Under plans announced in last month's Budget, the government has said that one in four secondary schools will be given the chance to extend their school day from September 2017 in order to offer pupils a “wider range of activities". It will be funded with proceeds from the proposed tax on sugary drinks.
Ralph Scott, head of citizenship and political participation at think-tank Demos, told CYP Now that focusing the initiative on deprived areas would will help bridge the difference in extracurricular provision between disadvantaged pupils and their peers, and could in turn help reduce the attainment gap.
“We don’t know which schools are providing extracurricular activities at the moment. You want [the initiative] to be creating opportunities that aren’t already there,” Scott said.
“Research shows that those on free school meals have fewer opportunities to engage in extracurricular activities."

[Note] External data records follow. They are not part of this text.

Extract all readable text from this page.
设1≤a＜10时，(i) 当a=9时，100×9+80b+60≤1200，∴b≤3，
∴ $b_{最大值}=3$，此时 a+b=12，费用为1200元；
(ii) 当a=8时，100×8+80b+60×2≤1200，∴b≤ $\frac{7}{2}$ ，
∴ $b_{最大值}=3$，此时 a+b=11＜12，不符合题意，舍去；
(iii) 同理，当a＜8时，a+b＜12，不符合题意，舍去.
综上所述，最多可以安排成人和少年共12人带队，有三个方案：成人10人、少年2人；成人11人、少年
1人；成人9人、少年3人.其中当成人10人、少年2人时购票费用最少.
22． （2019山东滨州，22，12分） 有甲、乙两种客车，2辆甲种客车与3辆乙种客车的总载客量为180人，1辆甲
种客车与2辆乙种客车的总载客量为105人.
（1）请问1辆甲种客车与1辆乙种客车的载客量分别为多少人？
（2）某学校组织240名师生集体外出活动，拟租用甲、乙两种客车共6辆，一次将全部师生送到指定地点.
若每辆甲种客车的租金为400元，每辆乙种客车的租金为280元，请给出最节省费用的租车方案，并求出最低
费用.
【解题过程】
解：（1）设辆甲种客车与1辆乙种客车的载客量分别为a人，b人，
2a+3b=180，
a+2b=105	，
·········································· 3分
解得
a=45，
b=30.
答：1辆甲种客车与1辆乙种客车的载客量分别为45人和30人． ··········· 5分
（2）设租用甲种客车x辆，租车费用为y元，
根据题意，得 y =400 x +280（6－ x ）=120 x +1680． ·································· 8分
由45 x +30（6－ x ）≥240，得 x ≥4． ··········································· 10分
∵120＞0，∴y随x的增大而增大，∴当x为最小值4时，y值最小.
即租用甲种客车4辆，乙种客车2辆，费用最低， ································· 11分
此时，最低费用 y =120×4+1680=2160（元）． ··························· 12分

"One of the imperatives we would see is making sure those opportunities go to young people who don’t have them anyway – those schools who may be not able to offer opportunities get the funding. That would help to bridge this gap.”
Scott also said the government should ensure that the schools who receive the funding are properly monitored to ensure it is making improvements.
“For pupil premium, for example, all schools have to report on how they use that, [because it] could be used to fund other finance gaps," Scott said.
Youth organisation UK Youth said last month that the youth sector is best placed to deliver the additional activities.
The Department for Education has been contacted for comment.